The researchers were able to take information about the participants' beach-use patterns - and how far they travel to get to a desirable beach - to calculate a travel cost linked to skipping nearby dirty beaches in favor of longer jaunts to cleaner coastline. They took other influences on beachgoer behavior, such as availability of trash cans and beach congestion, into account when analyzing the data.

"A lot of work has been done to quantify the physical costs of ocean debris, but until now we haven't been able to quantify the economic benefit of cleaning up the beaches and preventing the problem in the first place," Haab said.

"We were able to correlate ocean debris with trip patterns and arrive at potential cost savings if people went to closer beaches."

Estimated savings ranged from $29.5 million ($12.91 per Orange County resident) to $46.5 million ($42.30 per Orange County resident) in a three-month period. The lower-end estimate was based on a 25 percent reduction in debris; the higher-end estimate on a 75 percent reduction.

"Given the magnitude of these benefits, a variety of marine debris abatement activities is likely to prove cost effective," the researchers wrote.

"In 2016, outdoor recreation accounted for $374 billion, or 2 percent, of the gross domestic product in the United States. This shows that improving environmental quality can benefit the economy," Haab said.

He said the savings could be even greater than outlined in the study. It did not take into account travelers from outside Orange County, for instance, nor did it consider benefits beyond those afforded to beach visitors, such as a healthier habitat for marine life.

The study could serve to inform policy decisions by showing that there are economic reasons - in addition to the environmental ones - to look for ways to prevent ocean debris and clean up the plastics and other litter on beaches.

"We put a dollar value on beach cleanup efforts.

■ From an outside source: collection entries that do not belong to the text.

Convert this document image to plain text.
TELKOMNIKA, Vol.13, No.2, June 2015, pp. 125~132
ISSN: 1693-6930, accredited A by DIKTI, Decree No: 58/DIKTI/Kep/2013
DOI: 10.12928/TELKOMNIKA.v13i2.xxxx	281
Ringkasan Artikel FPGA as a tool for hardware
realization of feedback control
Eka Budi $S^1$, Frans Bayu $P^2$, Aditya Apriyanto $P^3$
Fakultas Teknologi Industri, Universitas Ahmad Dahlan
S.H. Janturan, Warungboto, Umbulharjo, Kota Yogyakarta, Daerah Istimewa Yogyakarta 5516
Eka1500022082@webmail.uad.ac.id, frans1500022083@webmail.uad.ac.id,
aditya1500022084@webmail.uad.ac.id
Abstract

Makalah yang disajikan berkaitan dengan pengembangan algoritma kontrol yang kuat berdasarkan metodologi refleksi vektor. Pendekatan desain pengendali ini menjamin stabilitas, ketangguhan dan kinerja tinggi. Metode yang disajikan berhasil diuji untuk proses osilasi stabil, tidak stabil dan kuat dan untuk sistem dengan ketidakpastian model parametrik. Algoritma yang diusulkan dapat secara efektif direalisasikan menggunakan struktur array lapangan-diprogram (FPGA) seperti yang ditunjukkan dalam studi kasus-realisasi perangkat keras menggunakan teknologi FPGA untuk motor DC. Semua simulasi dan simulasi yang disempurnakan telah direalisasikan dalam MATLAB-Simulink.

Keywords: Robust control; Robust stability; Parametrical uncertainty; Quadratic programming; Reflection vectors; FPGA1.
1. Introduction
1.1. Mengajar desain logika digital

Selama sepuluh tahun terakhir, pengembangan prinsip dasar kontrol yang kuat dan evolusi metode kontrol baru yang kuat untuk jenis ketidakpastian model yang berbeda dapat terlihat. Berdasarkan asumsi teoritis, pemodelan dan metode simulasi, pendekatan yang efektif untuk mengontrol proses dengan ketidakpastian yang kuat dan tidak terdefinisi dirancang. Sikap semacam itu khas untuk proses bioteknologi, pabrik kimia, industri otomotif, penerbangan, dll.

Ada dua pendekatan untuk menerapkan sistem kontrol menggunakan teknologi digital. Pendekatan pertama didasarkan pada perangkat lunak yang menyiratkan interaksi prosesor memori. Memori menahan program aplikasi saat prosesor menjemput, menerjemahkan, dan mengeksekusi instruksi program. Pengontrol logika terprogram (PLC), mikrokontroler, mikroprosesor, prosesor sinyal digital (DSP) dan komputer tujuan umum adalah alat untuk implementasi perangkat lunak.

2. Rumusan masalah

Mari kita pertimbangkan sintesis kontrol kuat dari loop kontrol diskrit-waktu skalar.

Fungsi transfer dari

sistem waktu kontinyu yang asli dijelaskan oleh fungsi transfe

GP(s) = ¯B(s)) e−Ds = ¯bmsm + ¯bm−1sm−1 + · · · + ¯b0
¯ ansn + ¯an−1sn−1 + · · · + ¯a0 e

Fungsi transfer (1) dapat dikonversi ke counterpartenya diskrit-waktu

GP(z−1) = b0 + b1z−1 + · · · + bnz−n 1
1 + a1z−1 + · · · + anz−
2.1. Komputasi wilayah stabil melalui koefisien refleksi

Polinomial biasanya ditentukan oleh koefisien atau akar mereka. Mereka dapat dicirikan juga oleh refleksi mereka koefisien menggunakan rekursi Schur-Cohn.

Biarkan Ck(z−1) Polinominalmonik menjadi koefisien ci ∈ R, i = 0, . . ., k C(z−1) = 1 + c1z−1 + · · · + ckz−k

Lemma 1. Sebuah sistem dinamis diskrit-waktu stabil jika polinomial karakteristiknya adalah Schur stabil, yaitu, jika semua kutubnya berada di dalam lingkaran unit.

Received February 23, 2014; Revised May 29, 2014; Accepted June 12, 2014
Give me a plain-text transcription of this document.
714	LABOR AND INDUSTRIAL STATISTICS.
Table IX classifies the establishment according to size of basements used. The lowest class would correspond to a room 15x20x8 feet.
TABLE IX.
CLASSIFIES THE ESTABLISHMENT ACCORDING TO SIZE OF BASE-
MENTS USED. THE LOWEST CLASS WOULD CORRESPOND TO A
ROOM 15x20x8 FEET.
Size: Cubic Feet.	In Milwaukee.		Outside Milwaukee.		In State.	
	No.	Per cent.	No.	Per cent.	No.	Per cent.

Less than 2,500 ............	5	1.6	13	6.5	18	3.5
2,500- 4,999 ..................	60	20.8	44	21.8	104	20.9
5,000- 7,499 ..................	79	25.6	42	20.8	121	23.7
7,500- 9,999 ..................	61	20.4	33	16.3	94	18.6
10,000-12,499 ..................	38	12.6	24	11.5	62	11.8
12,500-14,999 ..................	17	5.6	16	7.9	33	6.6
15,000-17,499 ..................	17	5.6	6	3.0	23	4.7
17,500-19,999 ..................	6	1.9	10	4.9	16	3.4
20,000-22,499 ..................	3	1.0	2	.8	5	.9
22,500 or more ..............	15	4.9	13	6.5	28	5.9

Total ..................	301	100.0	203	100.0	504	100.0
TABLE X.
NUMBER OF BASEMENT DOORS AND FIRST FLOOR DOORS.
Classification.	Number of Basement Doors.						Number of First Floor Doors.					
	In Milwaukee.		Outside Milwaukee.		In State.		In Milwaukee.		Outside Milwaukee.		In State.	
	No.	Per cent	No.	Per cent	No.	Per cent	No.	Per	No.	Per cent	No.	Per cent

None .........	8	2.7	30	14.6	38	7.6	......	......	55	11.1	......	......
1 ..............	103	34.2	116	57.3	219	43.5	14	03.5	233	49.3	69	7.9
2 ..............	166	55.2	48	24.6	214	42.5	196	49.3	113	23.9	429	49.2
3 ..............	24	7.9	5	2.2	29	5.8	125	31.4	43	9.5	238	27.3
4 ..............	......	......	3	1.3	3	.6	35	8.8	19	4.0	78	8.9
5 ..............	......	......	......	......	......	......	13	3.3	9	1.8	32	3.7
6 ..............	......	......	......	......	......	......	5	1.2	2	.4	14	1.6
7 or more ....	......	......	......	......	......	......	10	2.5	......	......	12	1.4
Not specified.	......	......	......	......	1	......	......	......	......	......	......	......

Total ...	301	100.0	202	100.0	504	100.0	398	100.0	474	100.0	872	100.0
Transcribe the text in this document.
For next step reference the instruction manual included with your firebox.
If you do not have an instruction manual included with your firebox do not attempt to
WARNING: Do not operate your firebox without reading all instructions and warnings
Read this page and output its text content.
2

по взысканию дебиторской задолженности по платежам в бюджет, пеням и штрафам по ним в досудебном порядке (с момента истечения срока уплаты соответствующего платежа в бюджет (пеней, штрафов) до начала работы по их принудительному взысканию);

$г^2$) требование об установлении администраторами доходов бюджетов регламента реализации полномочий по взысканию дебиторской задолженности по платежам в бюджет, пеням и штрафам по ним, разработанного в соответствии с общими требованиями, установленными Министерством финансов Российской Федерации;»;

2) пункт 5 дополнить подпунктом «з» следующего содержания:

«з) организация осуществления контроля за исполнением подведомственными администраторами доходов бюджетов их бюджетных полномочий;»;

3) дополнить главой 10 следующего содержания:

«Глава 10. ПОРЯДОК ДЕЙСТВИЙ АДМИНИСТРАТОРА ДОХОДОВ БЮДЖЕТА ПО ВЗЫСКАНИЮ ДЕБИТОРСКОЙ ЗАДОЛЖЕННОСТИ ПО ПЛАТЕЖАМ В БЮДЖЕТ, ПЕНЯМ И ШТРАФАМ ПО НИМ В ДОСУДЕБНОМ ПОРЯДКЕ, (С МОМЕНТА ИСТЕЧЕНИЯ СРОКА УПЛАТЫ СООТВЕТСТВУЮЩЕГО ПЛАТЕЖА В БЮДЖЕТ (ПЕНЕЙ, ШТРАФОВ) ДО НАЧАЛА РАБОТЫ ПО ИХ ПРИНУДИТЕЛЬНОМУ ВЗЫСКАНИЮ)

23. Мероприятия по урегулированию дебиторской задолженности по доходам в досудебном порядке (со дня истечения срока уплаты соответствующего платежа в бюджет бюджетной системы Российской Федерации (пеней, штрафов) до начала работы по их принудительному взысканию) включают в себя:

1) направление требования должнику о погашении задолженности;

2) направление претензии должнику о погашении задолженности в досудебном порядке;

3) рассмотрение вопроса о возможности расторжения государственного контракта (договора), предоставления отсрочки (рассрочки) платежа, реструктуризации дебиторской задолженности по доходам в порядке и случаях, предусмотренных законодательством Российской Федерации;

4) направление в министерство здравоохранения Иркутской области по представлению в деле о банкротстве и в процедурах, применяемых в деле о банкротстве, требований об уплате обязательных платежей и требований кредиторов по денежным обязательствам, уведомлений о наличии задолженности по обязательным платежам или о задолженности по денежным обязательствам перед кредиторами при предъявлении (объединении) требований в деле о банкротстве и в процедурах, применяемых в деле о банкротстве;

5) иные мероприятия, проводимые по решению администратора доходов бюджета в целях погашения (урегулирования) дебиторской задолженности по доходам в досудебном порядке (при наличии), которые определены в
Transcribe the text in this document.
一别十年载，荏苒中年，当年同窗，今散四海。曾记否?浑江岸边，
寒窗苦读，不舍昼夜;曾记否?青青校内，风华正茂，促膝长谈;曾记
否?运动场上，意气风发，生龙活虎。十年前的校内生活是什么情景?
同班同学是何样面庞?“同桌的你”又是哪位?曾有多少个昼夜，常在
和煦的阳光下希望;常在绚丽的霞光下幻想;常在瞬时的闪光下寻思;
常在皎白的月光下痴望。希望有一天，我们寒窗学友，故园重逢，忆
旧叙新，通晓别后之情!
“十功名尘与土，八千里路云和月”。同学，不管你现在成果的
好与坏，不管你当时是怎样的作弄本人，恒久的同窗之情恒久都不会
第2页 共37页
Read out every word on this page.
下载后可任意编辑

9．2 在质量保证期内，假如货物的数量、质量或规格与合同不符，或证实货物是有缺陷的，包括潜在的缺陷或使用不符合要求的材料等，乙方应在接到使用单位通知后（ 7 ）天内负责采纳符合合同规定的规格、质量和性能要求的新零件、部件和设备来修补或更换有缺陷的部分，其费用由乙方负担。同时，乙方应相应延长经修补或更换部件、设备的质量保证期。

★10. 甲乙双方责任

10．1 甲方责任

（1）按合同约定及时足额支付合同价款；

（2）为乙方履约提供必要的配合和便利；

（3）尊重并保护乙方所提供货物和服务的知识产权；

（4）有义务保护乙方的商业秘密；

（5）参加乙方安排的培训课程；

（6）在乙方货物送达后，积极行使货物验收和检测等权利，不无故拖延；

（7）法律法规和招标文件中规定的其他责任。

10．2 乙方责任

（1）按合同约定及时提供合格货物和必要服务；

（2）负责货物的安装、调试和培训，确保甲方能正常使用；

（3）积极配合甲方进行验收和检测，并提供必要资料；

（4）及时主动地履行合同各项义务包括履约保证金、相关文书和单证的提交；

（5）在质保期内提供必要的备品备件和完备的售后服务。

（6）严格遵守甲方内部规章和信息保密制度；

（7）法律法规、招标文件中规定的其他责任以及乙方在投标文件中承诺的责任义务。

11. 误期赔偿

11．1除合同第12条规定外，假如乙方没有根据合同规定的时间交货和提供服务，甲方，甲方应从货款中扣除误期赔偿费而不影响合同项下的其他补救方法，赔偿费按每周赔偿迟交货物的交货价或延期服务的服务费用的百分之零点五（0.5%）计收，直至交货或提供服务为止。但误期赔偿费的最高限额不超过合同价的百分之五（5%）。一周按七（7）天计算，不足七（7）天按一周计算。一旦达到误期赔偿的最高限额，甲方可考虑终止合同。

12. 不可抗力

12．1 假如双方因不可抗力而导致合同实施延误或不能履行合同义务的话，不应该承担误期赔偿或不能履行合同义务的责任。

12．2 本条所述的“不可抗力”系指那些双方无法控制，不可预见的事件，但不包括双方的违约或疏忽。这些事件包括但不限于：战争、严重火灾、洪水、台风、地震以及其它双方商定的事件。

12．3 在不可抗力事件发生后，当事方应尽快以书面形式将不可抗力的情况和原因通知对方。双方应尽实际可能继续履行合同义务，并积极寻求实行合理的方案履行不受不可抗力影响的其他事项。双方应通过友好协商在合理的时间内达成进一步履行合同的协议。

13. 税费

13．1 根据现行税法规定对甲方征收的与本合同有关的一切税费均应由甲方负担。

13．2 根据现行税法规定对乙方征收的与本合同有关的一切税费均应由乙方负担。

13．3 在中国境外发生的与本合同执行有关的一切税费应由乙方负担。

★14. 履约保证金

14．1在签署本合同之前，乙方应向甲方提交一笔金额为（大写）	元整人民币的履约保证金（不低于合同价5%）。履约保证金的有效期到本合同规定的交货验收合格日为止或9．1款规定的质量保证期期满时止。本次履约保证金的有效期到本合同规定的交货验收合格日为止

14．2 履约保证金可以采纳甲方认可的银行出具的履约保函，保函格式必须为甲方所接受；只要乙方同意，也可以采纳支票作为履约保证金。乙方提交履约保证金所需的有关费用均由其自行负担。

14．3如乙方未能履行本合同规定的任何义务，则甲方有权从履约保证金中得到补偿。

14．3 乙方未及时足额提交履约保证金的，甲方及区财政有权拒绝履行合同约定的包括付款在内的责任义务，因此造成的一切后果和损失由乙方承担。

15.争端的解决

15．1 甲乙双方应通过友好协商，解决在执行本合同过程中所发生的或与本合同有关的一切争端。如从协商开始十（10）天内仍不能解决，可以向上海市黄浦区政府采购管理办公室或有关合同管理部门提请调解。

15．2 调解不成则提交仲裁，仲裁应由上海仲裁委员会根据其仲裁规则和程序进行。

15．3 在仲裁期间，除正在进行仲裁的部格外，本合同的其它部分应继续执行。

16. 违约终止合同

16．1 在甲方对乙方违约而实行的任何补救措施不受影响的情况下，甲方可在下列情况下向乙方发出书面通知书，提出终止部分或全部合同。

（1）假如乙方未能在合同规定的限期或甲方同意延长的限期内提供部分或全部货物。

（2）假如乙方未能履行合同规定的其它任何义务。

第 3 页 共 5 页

This is important because it helps government agencies quantify the benefits of efforts to keep marine debris out of our waterways and off of our beaches," said study co-author Christopher Leggett of Bedrock Statistics.

Haab would like to work on a larger-scale evaluation of the economic impact of ocean debris to better understand differences in coastal communities around the U.S. and abroad, he said.
Other researchers who worked on the study were Nora Scherer of Industrial Economics, Ryan Bailey of Borrego Solar, Jason Landrum of the Lenfest Ocean Program and The Pew Charitable Trusts and Adam Domanski of ECONorthwest.

The study was supported by the National Oceanic and Atmospheric Administration.